Amtrak said Monday it posted another yearly increase in passengers as doubts loomed over the future of its money-losing network of long-distance trains.
The national passenger railroad said 31.6 million people rode its trains in the fiscal year ending Sept. 30, with $2.1 billion in ticket sales.
Amtrak first crossed the 30 million mark in 2011, up from 20 million a decade earlier.
State-supported Amtrak's corridor trains in the Northeast, Midwest, Northwest and California accounted for half the ridership total. Its long-distance routes also posted their best year in 20 years, said president and CEO Joe Boardman.
"It doesn't mean we don’t need federal assistance," he said.
States must soon begin paying a greater share of the cost to operate Amtrak's trains, which could jeopardize some long-distance service.
The difficulty with long-distance trains dates back to Amtrak's formation in 1971.
The law Congress passed creating Amtrak relieved freight carriers of their obligation to operate passenger trains, but required them to allow Amtrak to use their tracks. And the law required Amtrak to maintain a national network of routes without establishing a dedicated source of funding to pay for it, like the highway trust fund.
Amtrak has required more than $40 billion in federal subsidies in the past 40 years.
Amtrak's Southwest Chief uses a BNSF freight route through western Kansas, Colorado and New Mexico. But BNSF operates few of its own trains over the line, and the track needs $100 million in maintenance or the train will have to be rerouted.

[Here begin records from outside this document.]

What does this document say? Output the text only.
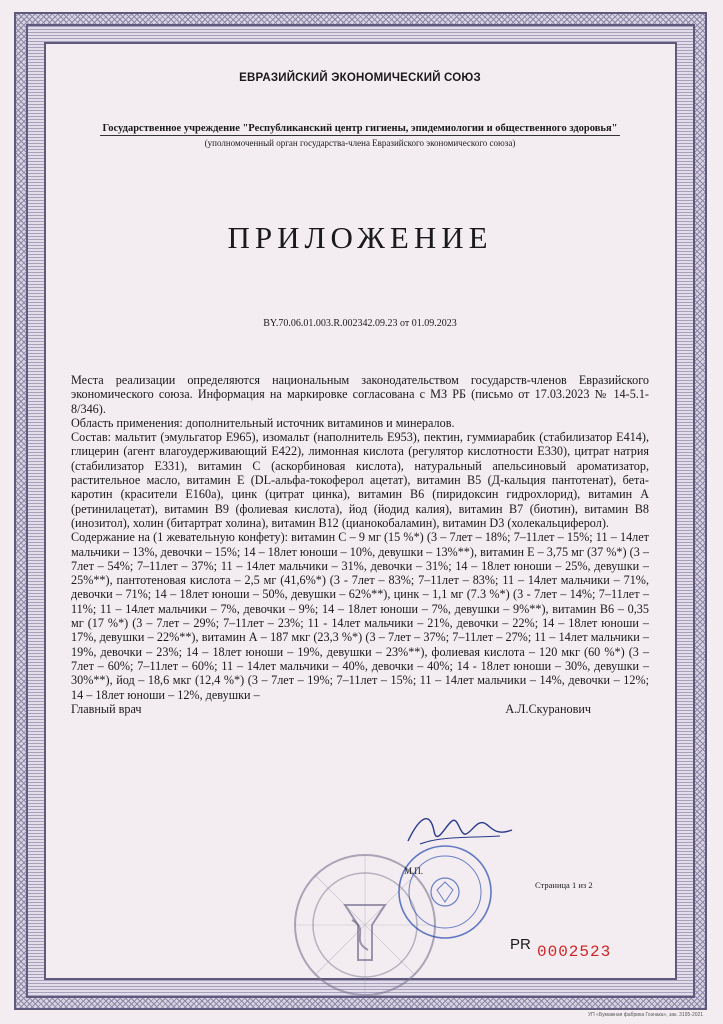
ЕВРАЗИЙСКИЙ ЭКОНОМИЧЕСКИЙ СОЮЗ
Государственное учреждение "Республиканский центр гигиены, эпидемиологии и общественного здоровья"
(уполномоченный орган государства-члена Евразийского экономического союза)
ПРИЛОЖЕНИЕ
BY.70.06.01.003.R.002342.09.23 от 01.09.2023

Места реализации определяются национальным законодательством государств-членов Евразийского экономического союза. Информация на маркировке согласована с МЗ РБ (письмо от 17.03.2023 № 14-5.1-8/346).

Область применения: дополнительный источник витаминов и минералов.

Состав: мальтит (эмульгатор Е965), изомальт (наполнитель Е953), пектин, гуммиарабик (стабилизатор Е414), глицерин (агент влагоудерживающий Е422), лимонная кислота (регулятор кислотности Е330), цитрат натрия (стабилизатор Е331), витамин С (аскорбиновая кислота), натуральный апельсиновый ароматизатор, растительное масло, витамин Е (DL-альфа-токоферол ацетат), витамин В5 (Д-кальция пантотенат), бета-каротин (красители Е160а), цинк (цитрат цинка), витамин В6 (пиридоксин гидрохлорид), витамин А (ретинилацетат), витамин В9 (фолиевая кислота), йод (йодид калия), витамин В7 (биотин), витамин В8 (инозитол), холин (битартрат холина), витамин В12 (цианокобаламин), витамин D3 (холекальциферол).

Содержание на (1 жевательную конфету): витамин С – 9 мг (15 %*) (3 – 7лет – 18%; 7–11лет – 15%; 11 – 14лет мальчики – 13%, девочки – 15%; 14 – 18лет юноши – 10%, девушки – 13%**), витамин Е – 3,75 мг (37 %*) (3 – 7лет – 54%; 7–11лет – 37%; 11 – 14лет мальчики – 31%, девочки – 31%; 14 – 18лет юноши – 25%, девушки – 25%**), пантотеновая кислота – 2,5 мг (41,6%*) (3 - 7лет – 83%; 7–11лет – 83%; 11 – 14лет мальчики – 71%, девочки – 71%; 14 – 18лет юноши – 50%, девушки – 62%**), цинк – 1,1 мг (7.3 %*) (3 - 7лет – 14%; 7–11лет – 11%; 11 – 14лет мальчики – 7%, девочки – 9%; 14 – 18лет юноши – 7%, девушки – 9%**), витамин В6 – 0,35 мг (17 %*) (3 – 7лет – 29%; 7–11лет – 23%; 11 - 14лет мальчики – 21%, девочки – 22%; 14 – 18лет юноши – 17%, девушки – 22%**), витамин А – 187 мкг (23,3 %*) (3 – 7лет – 37%; 7–11лет – 27%; 11 – 14лет мальчики – 19%, девочки – 23%; 14 – 18лет юноши – 19%, девушки – 23%**), фолиевая кислота – 120 мкг (60 %*) (3 – 7лет – 60%; 7–11лет – 60%; 11 – 14лет мальчики – 40%, девочки – 40%; 14 - 18лет юноши – 30%, девушки – 30%**), йод – 18,6 мкг (12,4 %*) (3 – 7лет – 19%; 7–11лет – 15%; 11 – 14лет мальчики – 14%, девочки – 12%; 14 – 18лет юноши – 12%, девушки –

Главный врач	А.Л.Скуранович
М.П.
Страница 1 из 2
PR 0002523
УП «Бумажная фабрика Гознака», зак. 3195-2021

Neither Amtrak nor the states have the money lined up.
Boardman said Monday that he hoped BNSF would consider making the repairs itself so the train could continue to operate. The Southwest Chief serves Kansas City, Mo., and Albuquerque, N.M., but otherwise runs through sparsely populated areas.
"If you look at these small communities," he said, "they depend on Amtrak being accessible."